Although many, many, unimaginative human beings are born, grow, work, fight and die with no real purpose other than to stay alive, according to Darwin, we owe our existence to them today. There have also been another very, very small number of individuals, who have launched sparks with new and crazy ideas, and thanks to them, we enjoy a civilization typical of Star Wars with technology that makes us look like gods. These very rare individuals were born, in principle, also without imagination and with no real purpose other than to stay alive, but by an incredible paradox of human history, they found a purpose for their life, fleeing from hatred, not physically, if not mentally, on a journey neither wanted nor deliberate, since this, and no other, is the origin of CREATIVITY.

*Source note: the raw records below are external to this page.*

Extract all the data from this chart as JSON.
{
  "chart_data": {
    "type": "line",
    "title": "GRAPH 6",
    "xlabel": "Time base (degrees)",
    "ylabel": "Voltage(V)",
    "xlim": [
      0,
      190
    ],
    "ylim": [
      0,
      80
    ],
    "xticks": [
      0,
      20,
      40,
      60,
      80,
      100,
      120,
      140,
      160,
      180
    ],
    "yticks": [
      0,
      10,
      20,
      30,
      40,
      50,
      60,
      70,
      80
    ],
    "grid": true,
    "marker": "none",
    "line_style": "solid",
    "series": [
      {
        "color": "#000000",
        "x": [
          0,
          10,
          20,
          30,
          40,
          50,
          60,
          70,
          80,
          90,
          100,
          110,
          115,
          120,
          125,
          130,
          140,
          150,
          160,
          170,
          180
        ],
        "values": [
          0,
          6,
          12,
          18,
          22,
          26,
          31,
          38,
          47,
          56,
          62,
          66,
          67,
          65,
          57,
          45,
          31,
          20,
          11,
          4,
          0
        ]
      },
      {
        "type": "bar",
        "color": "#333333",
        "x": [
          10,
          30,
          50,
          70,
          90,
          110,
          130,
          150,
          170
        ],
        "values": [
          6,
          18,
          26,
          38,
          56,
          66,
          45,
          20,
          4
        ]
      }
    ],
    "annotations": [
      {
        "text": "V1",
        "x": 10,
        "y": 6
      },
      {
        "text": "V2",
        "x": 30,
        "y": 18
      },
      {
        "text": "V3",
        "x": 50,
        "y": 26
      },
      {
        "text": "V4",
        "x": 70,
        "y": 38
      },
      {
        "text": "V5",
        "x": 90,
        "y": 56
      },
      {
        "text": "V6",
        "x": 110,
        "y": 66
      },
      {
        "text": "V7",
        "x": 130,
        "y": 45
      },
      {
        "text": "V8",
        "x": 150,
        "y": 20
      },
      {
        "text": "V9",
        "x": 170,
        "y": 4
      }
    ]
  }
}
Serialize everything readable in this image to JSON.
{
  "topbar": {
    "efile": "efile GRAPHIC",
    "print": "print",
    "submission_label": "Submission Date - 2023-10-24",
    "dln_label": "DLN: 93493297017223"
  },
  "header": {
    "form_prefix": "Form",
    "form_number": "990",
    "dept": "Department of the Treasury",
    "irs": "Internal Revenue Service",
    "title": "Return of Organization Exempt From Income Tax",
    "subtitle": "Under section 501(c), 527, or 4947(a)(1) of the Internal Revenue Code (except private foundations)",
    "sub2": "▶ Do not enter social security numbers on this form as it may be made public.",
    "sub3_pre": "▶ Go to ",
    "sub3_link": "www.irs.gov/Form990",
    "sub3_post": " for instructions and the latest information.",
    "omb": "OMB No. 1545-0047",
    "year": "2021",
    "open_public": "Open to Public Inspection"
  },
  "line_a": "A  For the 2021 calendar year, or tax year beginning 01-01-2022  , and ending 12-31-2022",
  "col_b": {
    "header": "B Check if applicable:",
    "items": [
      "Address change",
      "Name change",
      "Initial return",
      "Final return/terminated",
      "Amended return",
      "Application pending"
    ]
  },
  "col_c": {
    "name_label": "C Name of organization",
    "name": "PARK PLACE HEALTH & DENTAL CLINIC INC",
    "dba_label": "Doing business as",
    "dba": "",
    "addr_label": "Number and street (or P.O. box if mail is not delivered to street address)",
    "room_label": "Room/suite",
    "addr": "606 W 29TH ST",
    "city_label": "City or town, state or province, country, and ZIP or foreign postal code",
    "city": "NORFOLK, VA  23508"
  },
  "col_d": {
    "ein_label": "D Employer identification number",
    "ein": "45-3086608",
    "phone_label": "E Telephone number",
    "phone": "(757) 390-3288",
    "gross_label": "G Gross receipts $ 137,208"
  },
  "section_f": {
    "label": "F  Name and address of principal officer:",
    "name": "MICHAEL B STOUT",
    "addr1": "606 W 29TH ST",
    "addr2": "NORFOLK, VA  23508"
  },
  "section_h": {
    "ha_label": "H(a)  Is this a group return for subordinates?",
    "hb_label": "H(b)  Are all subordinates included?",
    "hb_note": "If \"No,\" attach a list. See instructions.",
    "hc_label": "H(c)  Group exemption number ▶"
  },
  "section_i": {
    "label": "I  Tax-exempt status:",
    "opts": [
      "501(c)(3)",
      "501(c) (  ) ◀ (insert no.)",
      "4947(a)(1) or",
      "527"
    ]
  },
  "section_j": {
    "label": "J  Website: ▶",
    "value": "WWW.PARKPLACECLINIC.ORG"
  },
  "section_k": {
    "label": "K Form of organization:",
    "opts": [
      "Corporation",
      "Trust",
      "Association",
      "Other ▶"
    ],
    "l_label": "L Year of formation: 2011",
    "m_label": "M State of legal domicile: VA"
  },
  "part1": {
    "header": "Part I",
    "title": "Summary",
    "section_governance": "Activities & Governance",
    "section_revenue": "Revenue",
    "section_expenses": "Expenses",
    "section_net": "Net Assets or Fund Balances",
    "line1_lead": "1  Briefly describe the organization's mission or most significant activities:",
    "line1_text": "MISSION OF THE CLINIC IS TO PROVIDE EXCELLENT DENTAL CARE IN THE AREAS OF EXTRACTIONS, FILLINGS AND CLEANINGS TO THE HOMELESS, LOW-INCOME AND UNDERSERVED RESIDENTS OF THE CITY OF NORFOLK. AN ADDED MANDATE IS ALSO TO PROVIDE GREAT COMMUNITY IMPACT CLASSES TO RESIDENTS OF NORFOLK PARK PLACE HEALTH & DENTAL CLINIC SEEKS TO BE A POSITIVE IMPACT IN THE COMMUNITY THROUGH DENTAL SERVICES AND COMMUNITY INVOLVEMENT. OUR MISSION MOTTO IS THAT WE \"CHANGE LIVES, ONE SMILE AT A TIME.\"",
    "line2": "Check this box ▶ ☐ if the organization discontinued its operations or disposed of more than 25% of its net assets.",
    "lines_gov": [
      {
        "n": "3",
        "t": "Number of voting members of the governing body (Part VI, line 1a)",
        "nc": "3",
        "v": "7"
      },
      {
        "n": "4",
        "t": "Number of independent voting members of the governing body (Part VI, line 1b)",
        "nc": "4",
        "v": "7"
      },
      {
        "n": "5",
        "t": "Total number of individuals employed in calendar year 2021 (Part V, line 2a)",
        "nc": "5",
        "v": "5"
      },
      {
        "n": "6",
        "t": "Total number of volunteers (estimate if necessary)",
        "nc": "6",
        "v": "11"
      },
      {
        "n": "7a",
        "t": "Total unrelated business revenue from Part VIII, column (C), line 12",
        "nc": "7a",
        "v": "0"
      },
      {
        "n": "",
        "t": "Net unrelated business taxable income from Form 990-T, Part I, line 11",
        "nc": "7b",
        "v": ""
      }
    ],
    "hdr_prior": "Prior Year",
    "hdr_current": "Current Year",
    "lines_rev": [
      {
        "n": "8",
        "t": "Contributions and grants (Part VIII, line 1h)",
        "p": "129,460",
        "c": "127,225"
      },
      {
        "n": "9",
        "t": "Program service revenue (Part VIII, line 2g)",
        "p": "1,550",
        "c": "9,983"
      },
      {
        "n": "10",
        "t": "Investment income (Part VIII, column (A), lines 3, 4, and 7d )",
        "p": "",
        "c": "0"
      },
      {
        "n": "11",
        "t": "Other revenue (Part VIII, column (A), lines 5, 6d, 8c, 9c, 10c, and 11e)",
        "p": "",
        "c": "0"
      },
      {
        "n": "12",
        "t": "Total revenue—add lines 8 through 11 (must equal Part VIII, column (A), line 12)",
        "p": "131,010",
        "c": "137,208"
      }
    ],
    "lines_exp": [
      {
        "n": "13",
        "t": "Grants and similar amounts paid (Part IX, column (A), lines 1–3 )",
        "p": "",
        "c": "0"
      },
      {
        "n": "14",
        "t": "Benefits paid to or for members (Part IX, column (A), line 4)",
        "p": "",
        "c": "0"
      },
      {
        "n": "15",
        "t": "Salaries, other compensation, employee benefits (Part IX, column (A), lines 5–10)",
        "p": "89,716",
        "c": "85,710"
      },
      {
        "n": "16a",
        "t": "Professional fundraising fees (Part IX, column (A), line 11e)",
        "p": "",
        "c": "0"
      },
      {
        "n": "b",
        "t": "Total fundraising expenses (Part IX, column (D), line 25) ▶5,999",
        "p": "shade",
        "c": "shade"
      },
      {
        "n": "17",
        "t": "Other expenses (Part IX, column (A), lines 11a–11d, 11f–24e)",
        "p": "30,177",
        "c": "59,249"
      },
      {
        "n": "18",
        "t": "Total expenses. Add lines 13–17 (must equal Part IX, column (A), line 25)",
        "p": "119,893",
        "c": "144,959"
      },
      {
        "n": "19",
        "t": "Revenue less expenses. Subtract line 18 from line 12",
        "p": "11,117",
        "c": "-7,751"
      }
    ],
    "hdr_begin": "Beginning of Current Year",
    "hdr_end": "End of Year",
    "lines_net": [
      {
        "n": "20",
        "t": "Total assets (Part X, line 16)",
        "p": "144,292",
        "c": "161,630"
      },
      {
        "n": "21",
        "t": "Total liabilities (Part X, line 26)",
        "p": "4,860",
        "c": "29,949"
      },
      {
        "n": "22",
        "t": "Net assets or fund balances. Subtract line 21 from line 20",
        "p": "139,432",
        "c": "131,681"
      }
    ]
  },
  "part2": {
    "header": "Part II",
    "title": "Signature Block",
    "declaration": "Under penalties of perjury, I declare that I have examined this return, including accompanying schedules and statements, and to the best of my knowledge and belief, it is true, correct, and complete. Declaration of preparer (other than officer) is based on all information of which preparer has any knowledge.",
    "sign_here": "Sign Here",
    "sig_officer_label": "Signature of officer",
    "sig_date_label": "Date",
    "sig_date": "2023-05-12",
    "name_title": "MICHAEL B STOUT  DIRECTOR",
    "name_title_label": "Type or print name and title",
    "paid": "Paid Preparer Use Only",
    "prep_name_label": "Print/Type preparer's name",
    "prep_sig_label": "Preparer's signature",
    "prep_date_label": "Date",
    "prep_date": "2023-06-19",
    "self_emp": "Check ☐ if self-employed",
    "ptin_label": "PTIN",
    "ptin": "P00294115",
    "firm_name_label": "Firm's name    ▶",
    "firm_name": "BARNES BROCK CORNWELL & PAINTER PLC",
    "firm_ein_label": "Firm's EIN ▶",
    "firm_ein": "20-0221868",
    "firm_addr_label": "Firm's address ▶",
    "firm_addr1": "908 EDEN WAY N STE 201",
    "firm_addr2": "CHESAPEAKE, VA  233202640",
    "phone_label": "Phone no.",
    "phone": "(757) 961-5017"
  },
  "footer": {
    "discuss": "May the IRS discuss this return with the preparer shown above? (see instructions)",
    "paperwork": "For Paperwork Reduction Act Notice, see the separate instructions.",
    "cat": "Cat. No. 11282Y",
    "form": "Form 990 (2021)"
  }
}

We are all cognitive misers, and we try to avoid intellectual challenges, because, although the human brain responds to challenges by developing new skills, this consumes a lot of energy. For the psychologist Anders Ericsson, there is no such thing as GENIUSES and innate talent. The experts and virtuosos of a specific discipline make themselves so with years of DELIBERATE PRACTICE, which allows them to develop ever more efficient mental representations of their scientific or artistic specialty. But how do you get the motivation to spend your life in a solitary practice, such as deliberate and intentional practice? To forge an iron will, which allows us to lock ourselves up most of our lives, away from society, until we become virtuous performers of a branch of science or art, it is almost essential to be hated for being who we are, just as being blind helps to develop a gifted ear.
The HATE experienced, very frequently, has disastrous effects on the individuals and minorities who are the object of it. But it has also happened, recurrently throughout the history of humanity, that those hated for their identity have reacted by creating new skills that have led them to excellence and virtuosity, gifting us all (including those who hate them), with the highest levels of science (the truth) and the arts (the beautiful). As Michelangelo’s DAVID crossed the streets of Florence, bound for his final location, he was stoned by a small group of protesters who railed against the statue’s nudity and sodomy, as described by his biographer Martin Gayford. Undoubtedly, Ms. María de las Mercedes González Fernández, Government Delegate in Madrid, of the Spanish Socialist Workers’ Party, must have remembered this historical fact when she authorized the neo-Nazi demonstration on September 18, 2021, and when making her decision, she must have considered the possible long-term benefits for the arts (the beautiful) and for the sciences (the true) that could derive from such an exhibition of hatred.